Não sei exatamente qual é a sua área de atuação profissional, mas muito provavelmente tem algum senso comum relacionado a ela que você, pessoa que tem conhecimento de dentro, sabe que não é bem assim. Muito provavelmente também você desiste de engajar em explicar essa questão pra todo mundo a uma certa altura porque o senso comum nem sempre pode ser questionado tão facilmente - é preciso movimentações maiores para abalar suas estruturas.
Quando ouço falar em ingredientes tóxicos, tenho essa sensação e já explico um dos motivos - tem mais, que trarei em outra newsletter. Na seleção de nossos ingredientes, não trabalhamos com sintéticos nem os potencialmente tóxicos, e esses são pontos inegociáveis aqui. O impacto de nossa escolha é grande e nossa responsabilidade socioambiental precisa ser também.

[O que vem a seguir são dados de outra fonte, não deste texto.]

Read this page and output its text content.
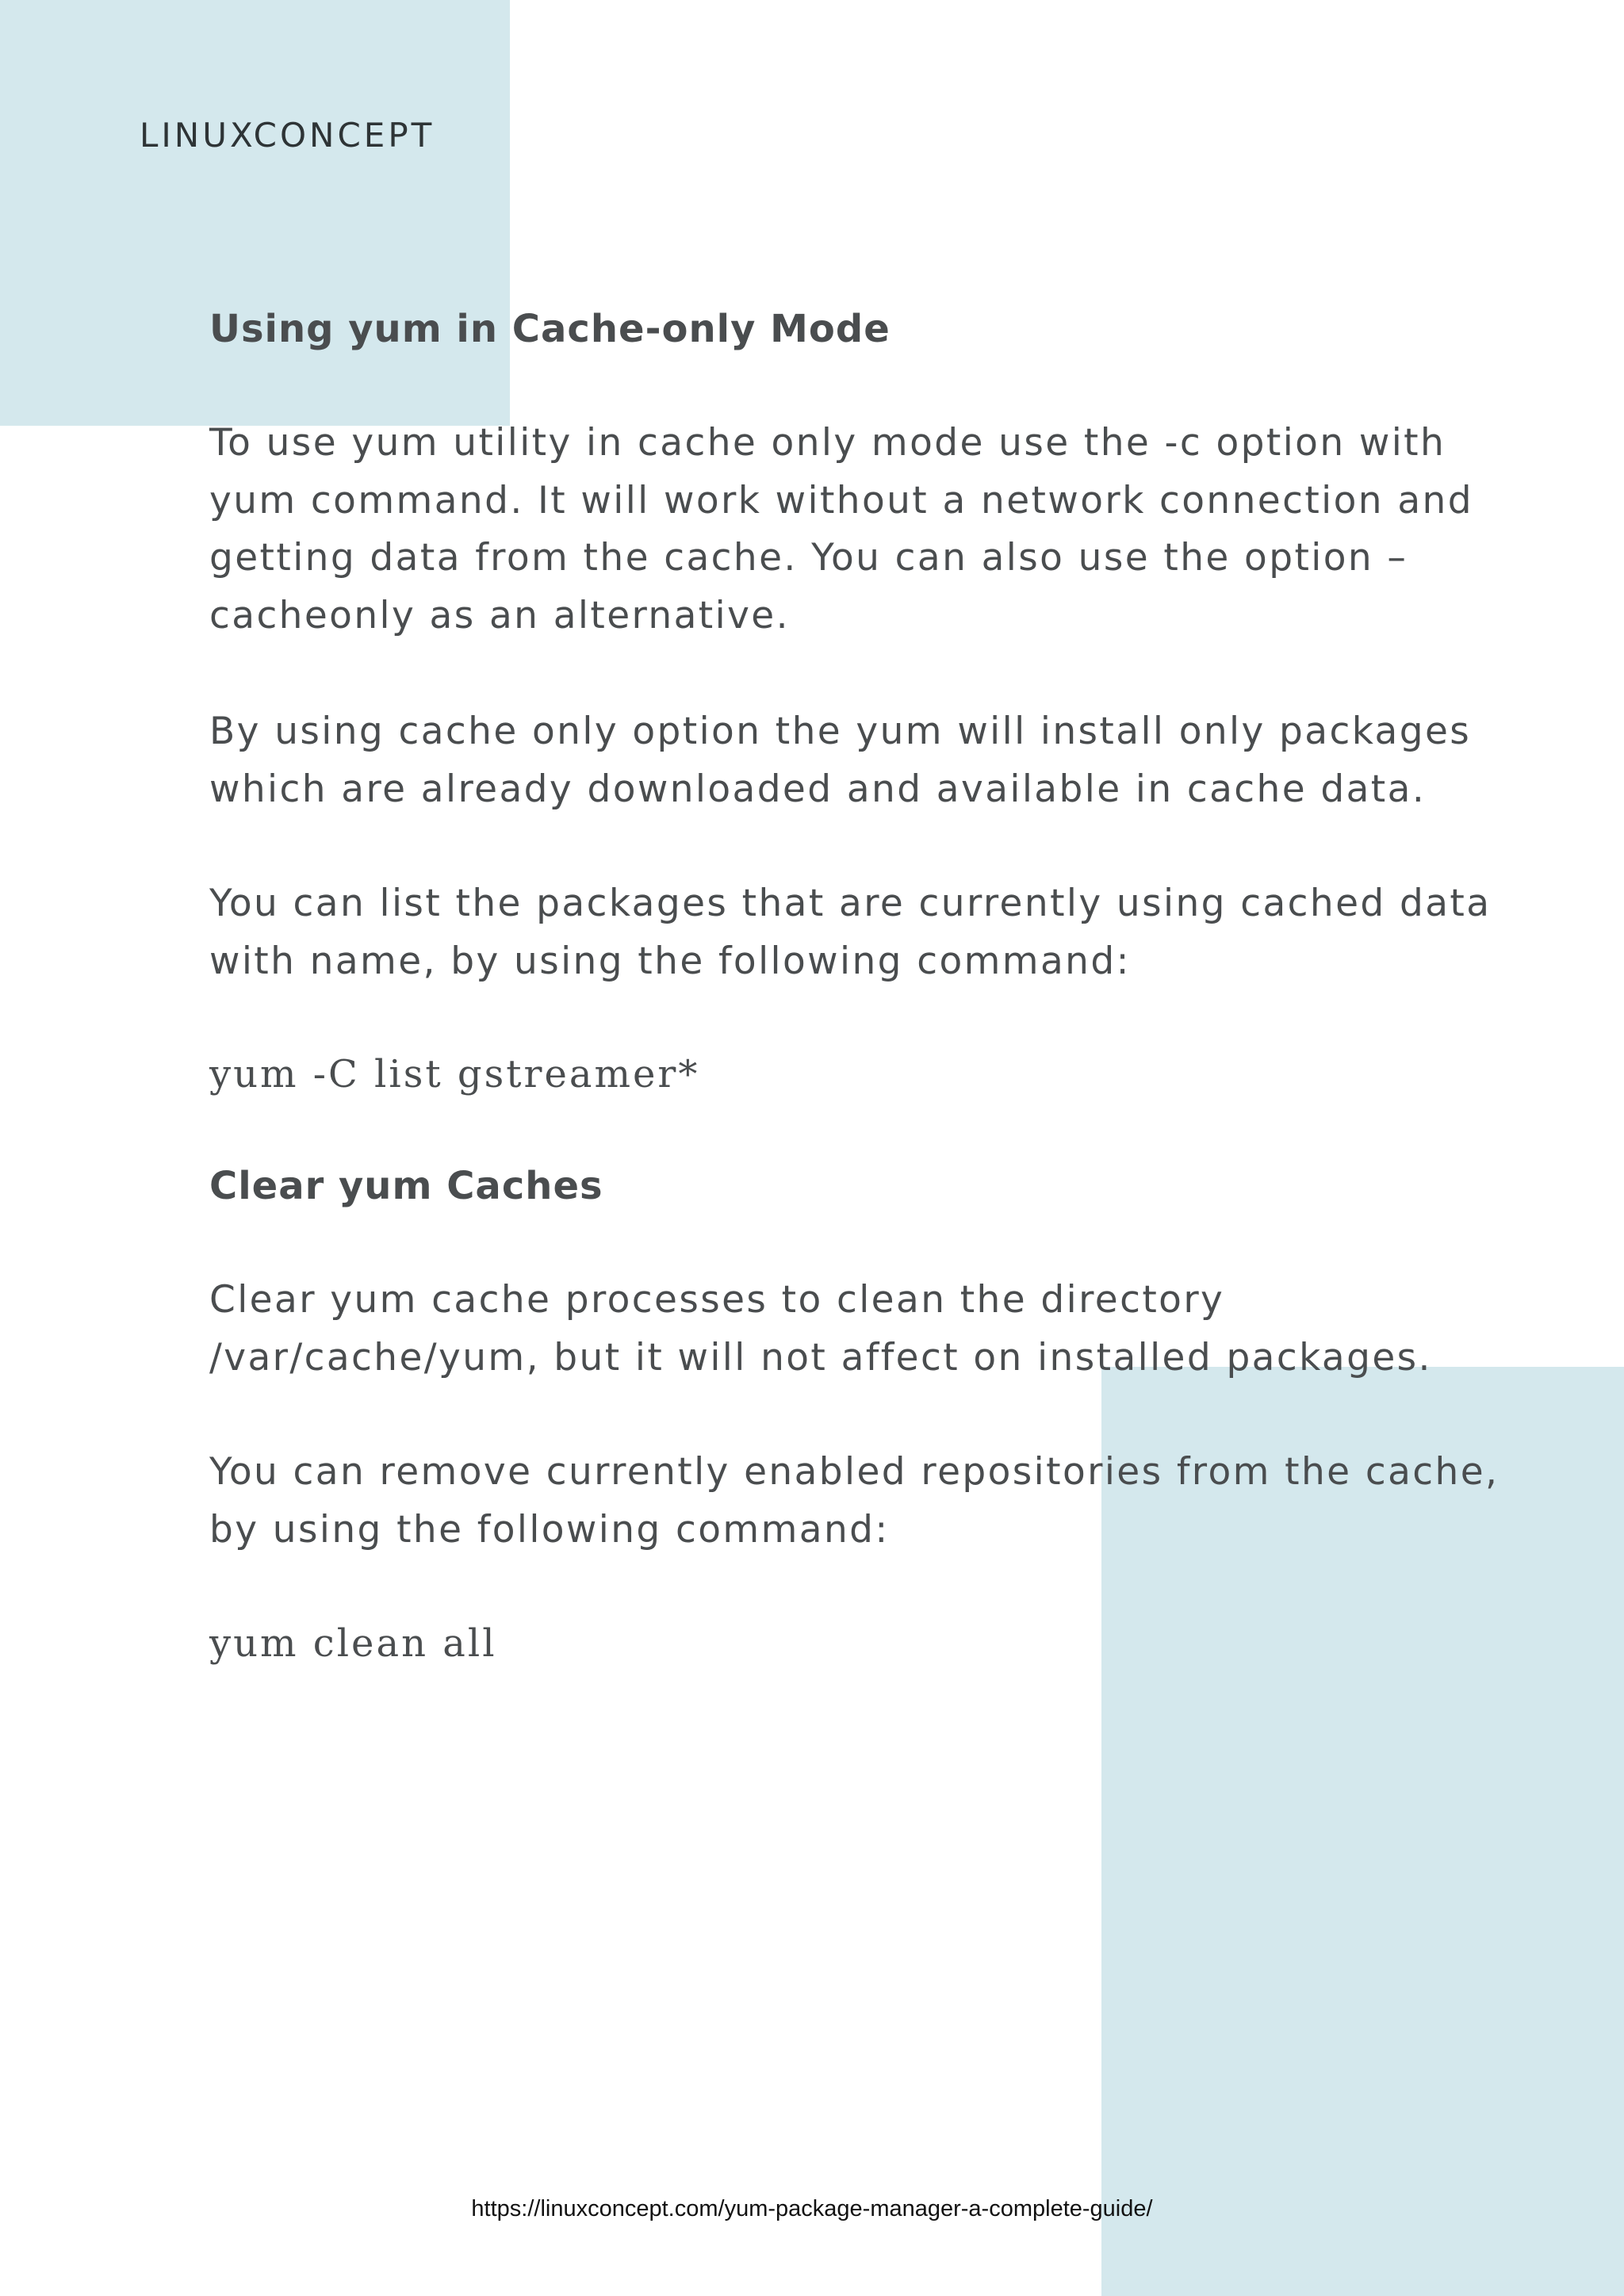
LINUXCONCEPT
Using yum in Cache-only Mode

To use yum utility in cache only mode use the -c option with
yum command. It will work without a network connection and
getting data from the cache. You can also use the option –
cacheonly as an alternative.

By using cache only option the yum will install only packages
which are already downloaded and available in cache data.

You can list the packages that are currently using cached data
with name, by using the following command:

yum -C list gstreamer*

Clear yum Caches

Clear yum cache processes to clean the directory
/var/cache/yum, but it will not affect on installed packages.

You can remove currently enabled repositories from the cache,
by using the following command:

yum clean all

https://linuxconcept.com/yum-package-manager-a-complete-guide/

Trabalhamos apenas com matérias primas naturais, biodegradáveis e que até o momento não demonstraram nenhum tipo de risco para o uso humano correto.

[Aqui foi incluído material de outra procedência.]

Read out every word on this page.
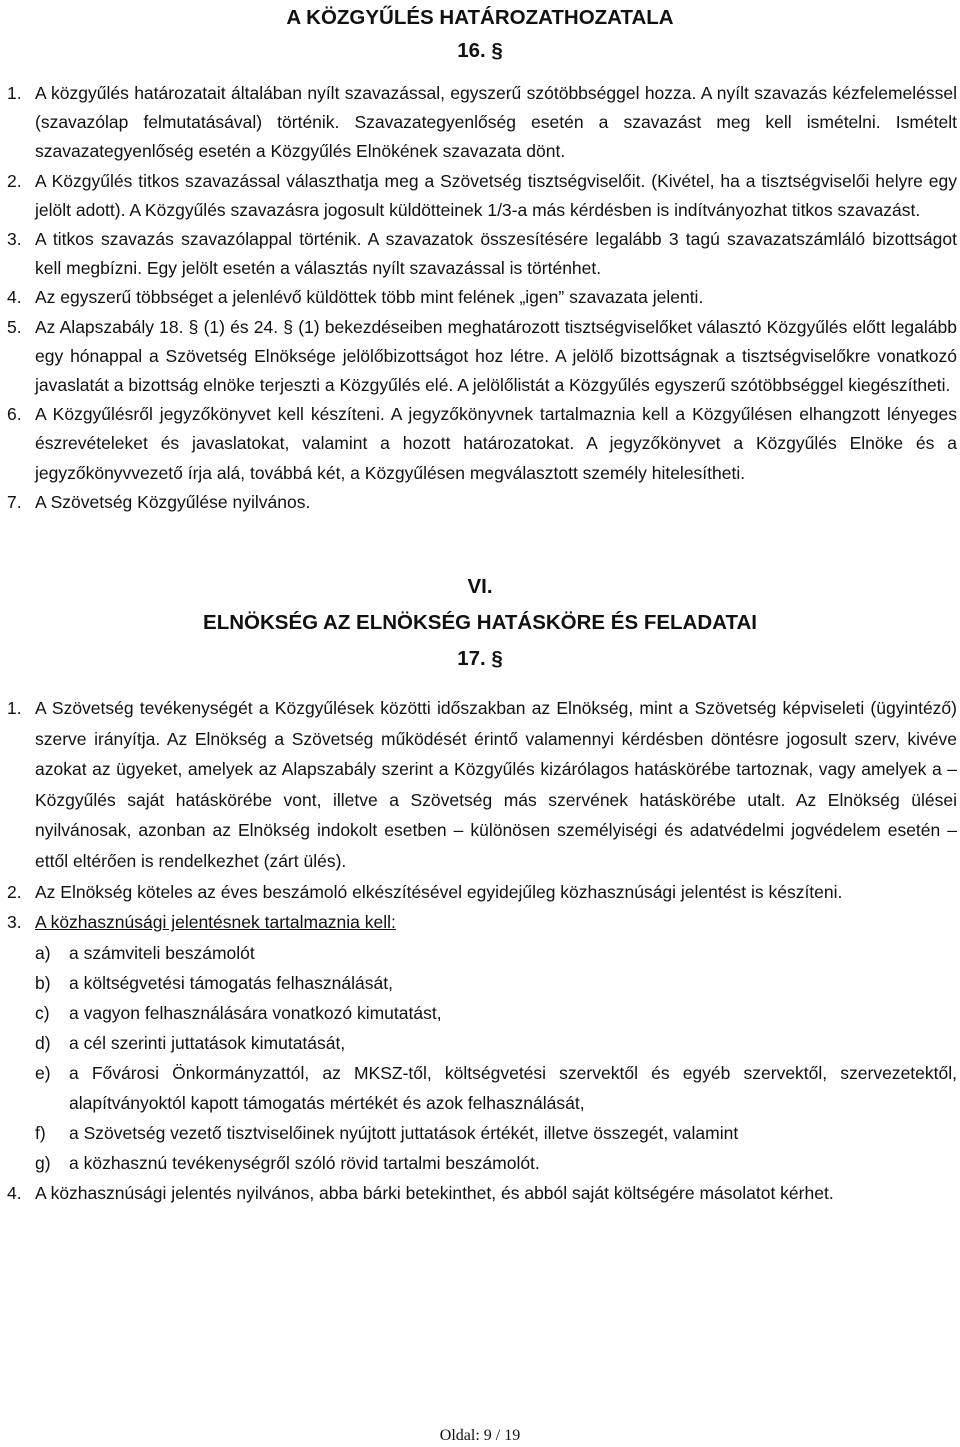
A KÖZGYŰLÉS HATÁROZATHOZATALA
16. §
1. A közgyűlés határozatait általában nyílt szavazással, egyszerű szótöbbséggel hozza. A nyílt szavazás kézfelemeléssel (szavazólap felmutatásával) történik. Szavazategyenlőség esetén a szavazást meg kell ismételni. Ismételt szavazategyenlőség esetén a Közgyűlés Elnökének szavazata dönt.
2. A Közgyűlés titkos szavazással választhatja meg a Szövetség tisztségviselőit. (Kivétel, ha a tisztségviselői helyre egy jelölt adott). A Közgyűlés szavazásra jogosult küldötteinek 1/3-a más kérdésben is indítványozhat titkos szavazást.
3. A titkos szavazás szavazólappal történik. A szavazatok összesítésére legalább 3 tagú szavazatszámláló bizottságot kell megbízni. Egy jelölt esetén a választás nyílt szavazással is történhet.
4. Az egyszerű többséget a jelenlévő küldöttek több mint felének „igen” szavazata jelenti.
5. Az Alapszabály 18. § (1) és 24. § (1) bekezdéseiben meghatározott tisztségviselőket választó Közgyűlés előtt legalább egy hónappal a Szövetség Elnöksége jelölőbizottságot hoz létre. A jelölő bizottságnak a tisztségviselőkre vonatkozó javaslatát a bizottság elnöke terjeszti a Közgyűlés elé. A jelölőlistát a Közgyűlés egyszerű szótöbbséggel kiegészítheti.
6. A Közgyűlésről jegyzőkönyvet kell készíteni. A jegyzőkönyvnek tartalmaznia kell a Közgyűlésen elhangzott lényeges észrevételeket és javaslatokat, valamint a hozott határozatokat. A jegyzőkönyvet a Közgyűlés Elnöke és a jegyzőkönyvvezető írja alá, továbbá két, a Közgyűlésen megválasztott személy hitelesítheti.
7. A Szövetség Közgyűlése nyilvános.
VI.
ELNÖKSÉG AZ ELNÖKSÉG HATÁSKÖRE ÉS FELADATAI
17. §
1. A Szövetség tevékenységét a Közgyűlések közötti időszakban az Elnökség, mint a Szövetség képviseleti (ügyintéző) szerve irányítja. Az Elnökség a Szövetség működését érintő valamennyi kérdésben döntésre jogosult szerv, kivéve azokat az ügyeket, amelyek az Alapszabály szerint a Közgyűlés kizárólagos hatáskörébe tartoznak, vagy amelyek a –Közgyűlés saját hatáskörébe vont, illetve a Szövetség más szervének hatáskörébe utalt. Az Elnökség ülései nyilvánosak, azonban az Elnökség indokolt esetben – különösen személyiségi és adatvédelmi jogvédelem esetén – ettől eltérően is rendelkezhet (zárt ülés).
2. Az Elnökség köteles az éves beszámoló elkészítésével egyidejűleg közhasznúsági jelentést is készíteni.
3. A közhasznúsági jelentésnek tartalmaznia kell:
a) a számviteli beszámolót
b) a költségvetési támogatás felhasználását,
c) a vagyon felhasználására vonatkozó kimutatást,
d) a cél szerinti juttatások kimutatását,
e) a Fővárosi Önkormányzattól, az MKSZ-től, költségvetési szervektől és egyéb szervektől, szervezetektől, alapítványoktól kapott támogatás mértékét és azok felhasználását,
f) a Szövetség vezető tisztviselőinek nyújtott juttatások értékét, illetve összegét, valamint
g) a közhasznú tevékenységről szóló rövid tartalmi beszámolót.
4. A közhasznúsági jelentés nyilvános, abba bárki betekinthet, és abból saját költségére másolatot kérhet.
Oldal: 9 / 19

Mas pra além da toxicidade direta de quando consumimos algo, queria lembrar da toxicidade indireta e outras questões que caminham juntas. Enquanto indivíduos nós podemos, caso tenhamos condições financeiras, optar por consumir alimentos e cosméticos orgânicos, por exemplo. Essa é uma opção excelente pra todos os envolvidos e viabiliza a existência de milhares de pequenos agricultores comprometidos com a agroecologia, tão essenciais em tempos como os nossos.
Mas infelizmente não impede que a gente consuma agrotóxicos na água, por exemplo. Ou no ar. Sul, Sudeste e Centro-oeste são campeões em contaminação pela presença massiva do agronegócio nessas regiões, ainda que a gente escolha não consumir dele. Podemos também tentar fugir individualmente da água contaminada e instalar um filtro especial, o que não impedirá que o meio ambiente, toda a vida aquática e outros milhões de seres humanos se contaminem.

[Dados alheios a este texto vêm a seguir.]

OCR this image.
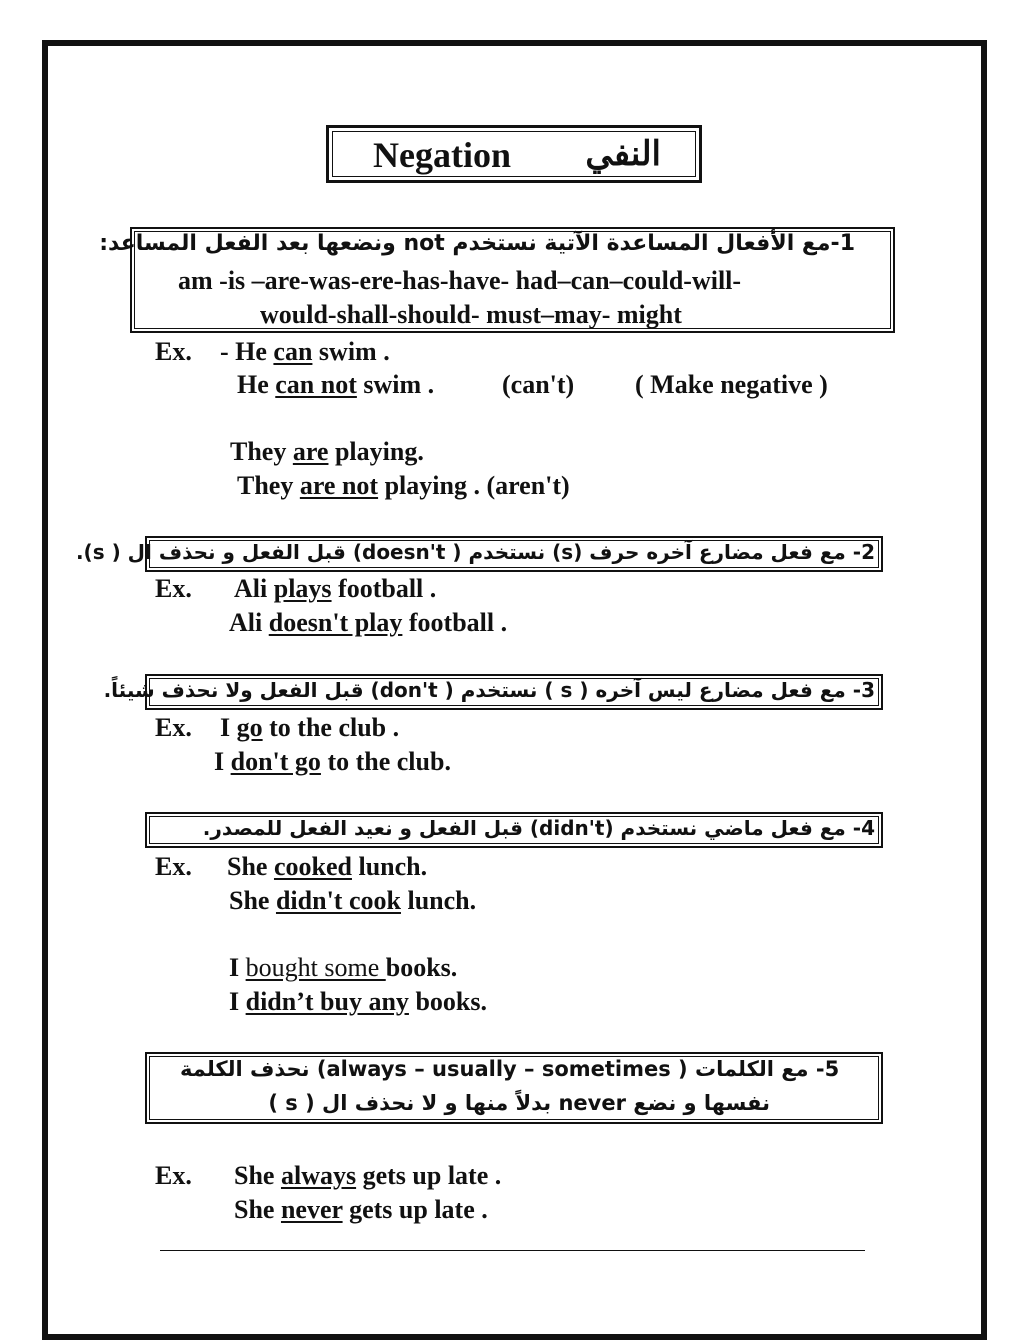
Negation النفي
1-مع الأفعال المساعدة الآتية نستخدم not ونضعها بعد الفعل المساعد:
am -is –are-was-ere-has-have- had–can–could-will-
would-shall-should- must–may- might
Ex. - He can swim .
He can not swim .	(can't) ( Make negative )
They are playing.
They are not playing . (aren't)
2- مع فعل مضارع آخره حرف (s) نستخدم ( doesn't) قبل الفعل و نحذف ال ( s).
Ex. Ali plays football .
Ali doesn't play football .
3- مع فعل مضارع ليس آخره ( s ) نستخدم ( don't) قبل الفعل ولا نحذف شيئاً.
Ex. I go to the club .
I don't go to the club.
4- مع فعل ماضي نستخدم (didn't) قبل الفعل و نعيد الفعل للمصدر.
Ex. She cooked lunch.
She didn't cook lunch.
I bought some books.
I didn’t buy any books.
5- مع الكلمات ( always – usually – sometimes) نحذف الكلمة
نفسها و نضع never بدلاً منها و لا نحذف ال ( s )
Ex. She always gets up late .
She never gets up late .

Por isso o convite que constantemente fazemos de ampliar as lentes pelas quais enxergamos e atuamos no mundo: pra gente lembrar que o agronegócio no cerrado nos atinge aqui no Sul e Sudeste mesmo que a gente tente fugir dele. Que não dá pra tentar limpar a própria moradia às custas de sujar a alheia. Que todos os seres adoecidos por esse modo de produção destrutivo estão intimamente conectados a nós de formas que mal conseguimos imaginar, de tão complexas. Que, por fim, não há eu e outro: é preciso entender que estamos todos no mesmo barco, em união e solidariedade para que ele siga por um caminho mais gentil para todos os seres, mesmo que precisemos atravessar marés turbulentas em alguns momentos.
Torço muito pra que esse debate possa ir cada dia além da fuga individual baseada no acesso a determinados bens considerados "limpos" e se aproxime cada vez mais de uma visão integral de nossa experiência no mundo. A ambição nessa intenção é grande, mas é com firmeza na direção dela que seguimos juntas. Depois de brotar, a fertilidade desse sentimento em nossos corações sempre será maior que qualquer toxicidade que exista mundo afora.